In the humble beginnings of TFS, the school’s upgrade from a single basement classroom in 1962 to the building we now recognize as the p’tite école was rooted in what still sets it apart today: a bilingual education. Throughout our schooling, we, as students, become friends with both native French and English-speaking students. We mix up English and French words fluidly to create what we call “franglais”. However, is this seamless integration widespread in Canada?
Many Canadians are aware of the major events in the history of the French and English Canadian conflict. We learn in history class that Canada’s 200 year-long existence as a French colony was disrupted in 1763 by Great Britain’s victory in the Seven Years’ War. We analyze propaganda posters from World War I encouraging French-Canadians to enlist before the 1917 conscription required them to do so, a law met by fierce opposition in Quebec. Learning about the Québec sovereignty movement in the 1960’s, we analyze Michèle Lalonde’s poem “Speak White” criticizing a popular racist slur from the time, used by English Canadians toward French Canadians.
So what about the status of the division today?
While much of the hostility on both French and English sides from the past have subsided, tensions remain, summarized by Dan Bilefsky in a New York Times article on Montreal as a lingering “Berlin Wall of the mind.” As French Canadians’ push for self-determination fades, linguistic politics and French-language rights have emerged as points of contention.
“It is taboo to talk about the two solitudes, because we are supposed to pretend that we all get along when we are, in many ways, still separate,” explained Heather O’Neill, an anglophone author in Montréal.
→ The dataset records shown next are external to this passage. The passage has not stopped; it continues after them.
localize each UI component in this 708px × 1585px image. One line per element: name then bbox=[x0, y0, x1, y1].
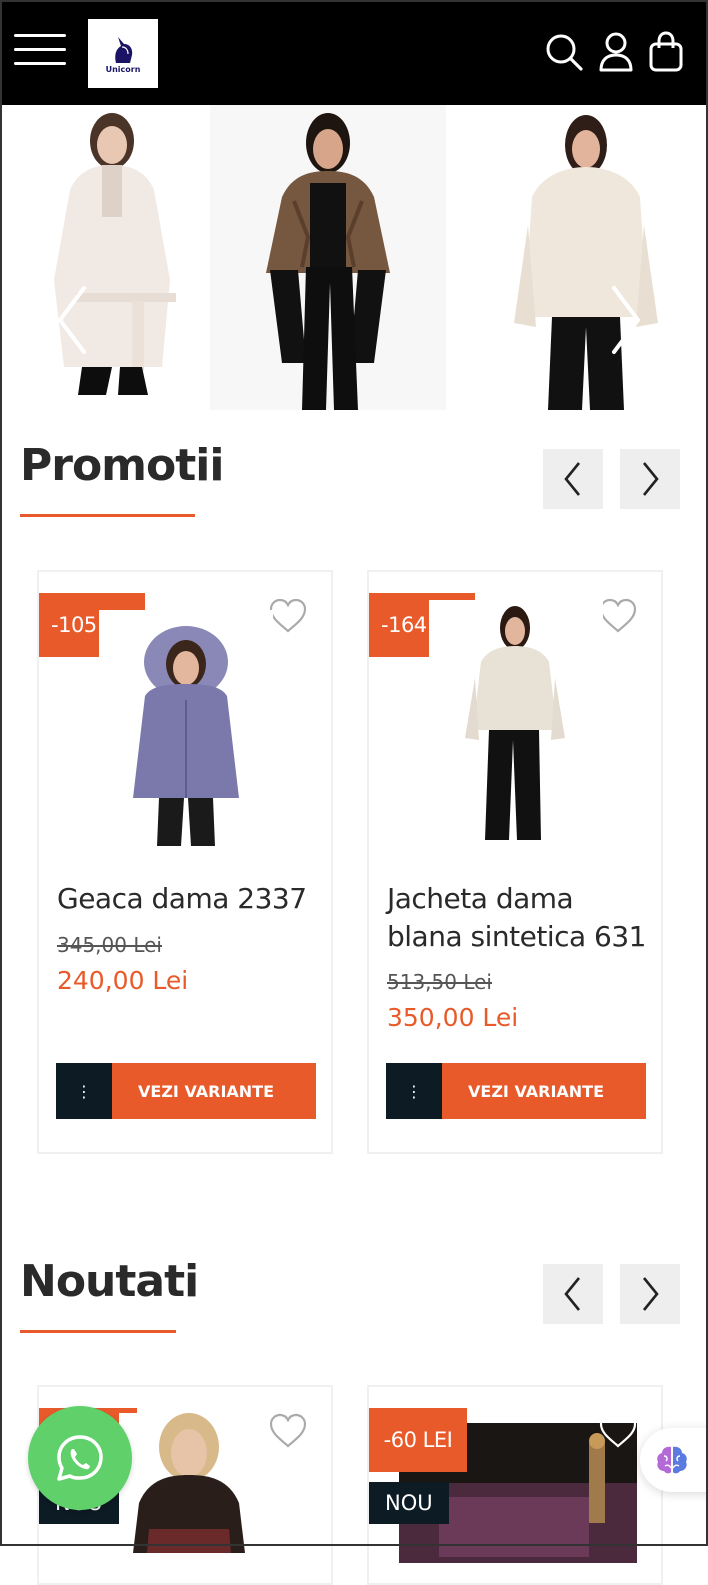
hero-next-arrow-icon[interactable] bbox=[606, 280, 646, 360]
product-card[interactable]: -164 LEI Jacheta dama blana sintetica 63… bbox=[367, 570, 663, 1154]
product-image bbox=[99, 610, 273, 848]
menu-icon[interactable] bbox=[14, 32, 68, 68]
hero-slide-brown-fur bbox=[210, 105, 446, 410]
heart-icon[interactable] bbox=[268, 598, 308, 634]
whatsapp-button[interactable] bbox=[28, 1406, 132, 1510]
shopping-bag-icon[interactable] bbox=[646, 30, 686, 74]
whatsapp-icon bbox=[57, 1435, 103, 1481]
heart-icon[interactable] bbox=[598, 598, 638, 634]
old-price: 513,50 Lei bbox=[387, 970, 492, 994]
product-image bbox=[429, 600, 603, 848]
logo[interactable]: Unicorn bbox=[88, 19, 158, 88]
title-underline bbox=[20, 514, 195, 517]
noutati-prev-button[interactable] bbox=[543, 1264, 603, 1324]
product-name-line2[interactable]: blana sintetica 631 bbox=[387, 918, 647, 956]
promotii-next-button[interactable] bbox=[620, 449, 680, 509]
section-title-promotii: Promotii bbox=[20, 440, 224, 491]
hero-prev-arrow-icon[interactable] bbox=[52, 280, 92, 360]
see-variants-button[interactable]: VEZI VARIANTE bbox=[112, 1063, 316, 1119]
brain-icon bbox=[657, 1446, 687, 1474]
old-price: 345,00 Lei bbox=[57, 933, 162, 957]
title-underline bbox=[20, 1330, 176, 1333]
product-name-line1[interactable]: Jacheta dama bbox=[387, 880, 574, 918]
product-image bbox=[119, 1413, 259, 1553]
heart-icon[interactable] bbox=[268, 1413, 308, 1449]
search-icon[interactable] bbox=[544, 30, 584, 74]
see-variants-button[interactable]: VEZI VARIANTE bbox=[442, 1063, 646, 1119]
more-options-button[interactable]: ⋮ bbox=[386, 1063, 442, 1119]
hero-slider[interactable] bbox=[0, 105, 708, 410]
hero-slide-cream-fur bbox=[514, 115, 658, 410]
more-options-button[interactable]: ⋮ bbox=[56, 1063, 112, 1119]
logo-text: Unicorn bbox=[105, 65, 141, 74]
site-header: Unicorn bbox=[0, 0, 708, 105]
heart-icon[interactable] bbox=[598, 1413, 638, 1449]
sale-price: 240,00 Lei bbox=[57, 966, 189, 995]
product-card[interactable]: -105 LEI Geaca dama 2337 345,00 Lei 240,… bbox=[37, 570, 333, 1154]
product-name[interactable]: Geaca dama 2337 bbox=[57, 880, 307, 918]
chevron-left-icon bbox=[564, 1277, 581, 1311]
hero-slide-white-coat bbox=[54, 113, 176, 395]
discount-badge: -60 LEI bbox=[369, 1408, 467, 1472]
ai-assistant-button[interactable] bbox=[640, 1428, 708, 1492]
chevron-left-icon bbox=[564, 462, 581, 496]
promotii-prev-button[interactable] bbox=[543, 449, 603, 509]
noutati-next-button[interactable] bbox=[620, 1264, 680, 1324]
chevron-right-icon bbox=[642, 462, 659, 496]
unicorn-logo-icon bbox=[115, 37, 133, 63]
chevron-right-icon bbox=[642, 1277, 659, 1311]
product-card[interactable]: -60 LEI NOU bbox=[367, 1385, 663, 1585]
sale-price: 350,00 Lei bbox=[387, 1003, 519, 1032]
new-badge: NOU bbox=[369, 1482, 449, 1524]
user-icon[interactable] bbox=[596, 30, 636, 74]
section-title-noutati: Noutati bbox=[20, 1256, 199, 1307]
Legislation now requires Quebec shopkeepers to greet customers with “Bonjour” instead of “Bonjour-hi”. Many Montreal stop signs are vandalized by partially covering the English “STOP” to leave the numbers “101” below “ARRÊT”, a reference to Bill 101, establishing French in 1977 as the official language of the provincial government.
In October, the Coalition Avenir Québec Party won the federal government majority, marking a departure from separatism with the Parti Québecois losing official party status, as CAQ leader Legault promotes a “stronger Quebec within Canada.” However, the government’s focus, to reinforce the province’s francophone identity, has resulted a a fixation on changing immigration and minority policy. Most controversially, immediately after election, Premier François Legault proposed a ban on religious symbols in the workplace.
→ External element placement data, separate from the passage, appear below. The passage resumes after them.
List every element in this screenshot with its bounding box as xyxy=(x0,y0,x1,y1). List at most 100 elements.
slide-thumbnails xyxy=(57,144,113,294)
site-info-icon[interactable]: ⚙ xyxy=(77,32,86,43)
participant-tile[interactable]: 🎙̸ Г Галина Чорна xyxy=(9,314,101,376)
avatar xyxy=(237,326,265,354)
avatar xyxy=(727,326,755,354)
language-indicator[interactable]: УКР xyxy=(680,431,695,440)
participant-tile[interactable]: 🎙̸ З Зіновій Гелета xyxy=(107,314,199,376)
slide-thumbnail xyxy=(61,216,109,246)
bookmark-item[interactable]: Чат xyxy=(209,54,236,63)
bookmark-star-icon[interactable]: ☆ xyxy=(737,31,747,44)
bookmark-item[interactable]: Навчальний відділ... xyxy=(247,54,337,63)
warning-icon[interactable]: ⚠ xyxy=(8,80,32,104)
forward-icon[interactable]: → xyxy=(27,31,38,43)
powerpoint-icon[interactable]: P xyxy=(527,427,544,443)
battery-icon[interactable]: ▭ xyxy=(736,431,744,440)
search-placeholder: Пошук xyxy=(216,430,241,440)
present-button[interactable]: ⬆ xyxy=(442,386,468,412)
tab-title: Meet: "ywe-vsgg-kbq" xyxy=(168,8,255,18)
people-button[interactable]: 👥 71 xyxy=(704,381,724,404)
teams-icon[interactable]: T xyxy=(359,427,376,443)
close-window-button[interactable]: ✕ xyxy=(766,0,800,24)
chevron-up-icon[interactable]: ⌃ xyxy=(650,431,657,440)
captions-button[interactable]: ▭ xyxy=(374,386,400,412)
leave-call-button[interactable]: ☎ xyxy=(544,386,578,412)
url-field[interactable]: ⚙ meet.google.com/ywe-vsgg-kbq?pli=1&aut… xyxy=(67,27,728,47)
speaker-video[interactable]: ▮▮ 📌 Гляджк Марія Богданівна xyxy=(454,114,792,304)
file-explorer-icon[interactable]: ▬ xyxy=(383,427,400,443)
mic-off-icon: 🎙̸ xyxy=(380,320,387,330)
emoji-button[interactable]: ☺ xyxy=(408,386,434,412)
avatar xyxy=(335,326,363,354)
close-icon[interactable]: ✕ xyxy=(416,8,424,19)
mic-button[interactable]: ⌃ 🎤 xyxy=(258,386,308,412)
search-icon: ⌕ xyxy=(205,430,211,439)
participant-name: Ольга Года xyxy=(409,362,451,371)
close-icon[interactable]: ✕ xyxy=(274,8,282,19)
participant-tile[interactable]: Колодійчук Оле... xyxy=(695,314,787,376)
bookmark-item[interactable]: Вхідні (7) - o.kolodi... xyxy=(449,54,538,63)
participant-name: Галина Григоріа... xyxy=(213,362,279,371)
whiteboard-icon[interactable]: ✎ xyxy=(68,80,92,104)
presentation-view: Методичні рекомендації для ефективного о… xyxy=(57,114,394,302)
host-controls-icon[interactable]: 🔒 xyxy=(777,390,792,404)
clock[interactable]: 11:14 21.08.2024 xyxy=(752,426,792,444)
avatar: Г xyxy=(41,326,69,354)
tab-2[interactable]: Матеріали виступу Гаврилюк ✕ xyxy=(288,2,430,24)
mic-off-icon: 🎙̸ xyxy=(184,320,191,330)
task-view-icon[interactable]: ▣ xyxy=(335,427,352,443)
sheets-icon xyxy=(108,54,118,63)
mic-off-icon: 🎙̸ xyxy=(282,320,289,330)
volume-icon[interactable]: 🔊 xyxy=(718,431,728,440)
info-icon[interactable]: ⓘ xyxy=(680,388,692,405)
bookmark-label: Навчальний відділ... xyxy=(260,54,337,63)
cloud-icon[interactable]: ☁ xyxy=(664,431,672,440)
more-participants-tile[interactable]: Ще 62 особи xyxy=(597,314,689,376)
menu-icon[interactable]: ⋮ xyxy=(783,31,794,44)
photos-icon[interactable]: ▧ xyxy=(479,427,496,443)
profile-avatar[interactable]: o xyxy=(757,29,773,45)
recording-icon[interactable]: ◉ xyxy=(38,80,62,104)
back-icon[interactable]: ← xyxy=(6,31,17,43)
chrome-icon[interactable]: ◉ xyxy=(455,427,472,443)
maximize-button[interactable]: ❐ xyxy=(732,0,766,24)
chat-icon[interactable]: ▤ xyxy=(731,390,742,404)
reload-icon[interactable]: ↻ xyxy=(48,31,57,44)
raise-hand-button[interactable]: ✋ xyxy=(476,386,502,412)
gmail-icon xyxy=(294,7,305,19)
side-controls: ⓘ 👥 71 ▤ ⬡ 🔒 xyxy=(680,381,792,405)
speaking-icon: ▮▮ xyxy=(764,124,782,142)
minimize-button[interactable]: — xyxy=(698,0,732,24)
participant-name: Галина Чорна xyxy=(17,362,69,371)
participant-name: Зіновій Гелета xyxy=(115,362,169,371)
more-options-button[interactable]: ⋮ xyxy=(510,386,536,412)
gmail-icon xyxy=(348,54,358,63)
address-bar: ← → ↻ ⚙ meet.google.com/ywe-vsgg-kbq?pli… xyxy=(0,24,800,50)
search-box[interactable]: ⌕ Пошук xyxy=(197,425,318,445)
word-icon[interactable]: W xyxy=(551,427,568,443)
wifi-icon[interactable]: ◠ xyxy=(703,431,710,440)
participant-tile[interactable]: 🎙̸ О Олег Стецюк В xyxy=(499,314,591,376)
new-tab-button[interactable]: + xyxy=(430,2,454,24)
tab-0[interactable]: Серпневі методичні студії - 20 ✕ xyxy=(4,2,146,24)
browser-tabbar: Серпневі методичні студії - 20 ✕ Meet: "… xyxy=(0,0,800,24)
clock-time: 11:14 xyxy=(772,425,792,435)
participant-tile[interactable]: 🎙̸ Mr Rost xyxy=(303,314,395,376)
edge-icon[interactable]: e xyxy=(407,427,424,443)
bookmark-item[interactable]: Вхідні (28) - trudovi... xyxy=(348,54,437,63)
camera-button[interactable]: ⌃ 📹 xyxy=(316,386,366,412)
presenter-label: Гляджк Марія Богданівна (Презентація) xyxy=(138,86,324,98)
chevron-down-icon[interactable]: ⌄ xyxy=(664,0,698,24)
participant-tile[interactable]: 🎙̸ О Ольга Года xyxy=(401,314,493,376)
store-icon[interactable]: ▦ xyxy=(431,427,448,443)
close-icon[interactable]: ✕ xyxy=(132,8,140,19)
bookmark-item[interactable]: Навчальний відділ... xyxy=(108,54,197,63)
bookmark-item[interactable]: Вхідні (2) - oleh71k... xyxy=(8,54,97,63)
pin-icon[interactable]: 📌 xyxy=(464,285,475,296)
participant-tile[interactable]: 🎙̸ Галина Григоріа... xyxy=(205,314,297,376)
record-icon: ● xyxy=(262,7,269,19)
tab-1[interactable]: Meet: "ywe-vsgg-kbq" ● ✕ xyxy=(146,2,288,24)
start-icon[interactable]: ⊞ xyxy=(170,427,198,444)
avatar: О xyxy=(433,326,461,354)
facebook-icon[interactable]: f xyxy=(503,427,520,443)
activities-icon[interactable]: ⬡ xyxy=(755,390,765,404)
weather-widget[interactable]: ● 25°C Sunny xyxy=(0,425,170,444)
Meanwhile, in Ontario, Doug Ford’s “betrayal [taking] the form of the cancellation of the long-awaited project for a French-language university in Toronto” sparked outrage amongst franco-ontarians, according to an article from The Huffington Post. While we can argue that the school would be a waste of money, as Doug Ford has, given there may be alternative options within the current education system for French Canadians, representing only 5% of Ontarians, the government’s decision represents more broadly a neglect to consider the asks of Canada’s largest minority. Also, the merits of a primarily French-language institution can be applied to a reason why TFS has grown as a primarily French-language institution: beyond TFS’ quality of education, for endogamous or exogamous francophone couples in the GTA, it allows for French to be a part of the lives of their children.
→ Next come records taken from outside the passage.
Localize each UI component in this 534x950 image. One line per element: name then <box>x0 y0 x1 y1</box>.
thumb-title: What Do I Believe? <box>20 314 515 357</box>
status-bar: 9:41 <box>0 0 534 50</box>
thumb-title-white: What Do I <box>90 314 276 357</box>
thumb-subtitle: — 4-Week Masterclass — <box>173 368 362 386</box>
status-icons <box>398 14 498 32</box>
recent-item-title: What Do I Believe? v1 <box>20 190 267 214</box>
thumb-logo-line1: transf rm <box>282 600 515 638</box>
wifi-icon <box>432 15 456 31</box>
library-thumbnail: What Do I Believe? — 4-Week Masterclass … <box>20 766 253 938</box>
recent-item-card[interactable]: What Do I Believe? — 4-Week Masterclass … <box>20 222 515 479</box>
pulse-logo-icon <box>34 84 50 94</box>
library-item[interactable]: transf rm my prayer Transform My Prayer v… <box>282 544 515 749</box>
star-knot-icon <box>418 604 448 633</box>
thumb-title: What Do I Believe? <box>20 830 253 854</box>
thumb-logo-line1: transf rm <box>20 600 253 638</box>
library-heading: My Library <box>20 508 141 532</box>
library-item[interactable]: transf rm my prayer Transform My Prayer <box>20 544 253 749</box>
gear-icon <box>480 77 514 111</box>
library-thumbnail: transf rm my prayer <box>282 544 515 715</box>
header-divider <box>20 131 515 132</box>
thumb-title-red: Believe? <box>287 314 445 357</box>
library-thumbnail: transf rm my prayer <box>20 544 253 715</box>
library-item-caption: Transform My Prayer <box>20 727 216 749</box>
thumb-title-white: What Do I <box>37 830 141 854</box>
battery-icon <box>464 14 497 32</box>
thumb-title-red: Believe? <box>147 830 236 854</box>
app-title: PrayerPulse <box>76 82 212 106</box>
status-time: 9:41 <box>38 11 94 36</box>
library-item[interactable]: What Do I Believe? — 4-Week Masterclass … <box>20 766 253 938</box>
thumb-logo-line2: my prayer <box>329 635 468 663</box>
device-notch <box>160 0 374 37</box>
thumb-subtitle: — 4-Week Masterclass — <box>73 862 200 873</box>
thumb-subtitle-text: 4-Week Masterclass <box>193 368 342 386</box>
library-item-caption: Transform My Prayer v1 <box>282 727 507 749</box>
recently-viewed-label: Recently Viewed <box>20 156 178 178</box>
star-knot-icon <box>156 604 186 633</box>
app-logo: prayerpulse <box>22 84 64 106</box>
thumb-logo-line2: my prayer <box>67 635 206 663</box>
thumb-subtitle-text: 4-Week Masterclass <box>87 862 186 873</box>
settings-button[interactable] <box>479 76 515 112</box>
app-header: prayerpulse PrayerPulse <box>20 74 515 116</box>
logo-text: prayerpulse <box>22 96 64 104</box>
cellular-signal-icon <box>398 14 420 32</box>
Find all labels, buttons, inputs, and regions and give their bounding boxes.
As put by Theory of Knowledge teacher Mr. Mott, “For the French Ontarians, it’s not about money, it’s not about the curriculum, it’s about belief.” TFS may not have been economically advantageous in its early days, but maybe the school’s repeated advertisement of an “international perspective” makes a good point. Canada is not only composed of anglophones, nor is Quebec purely a francophone province, a reality that renders conflict inevitable, but compromise necessary.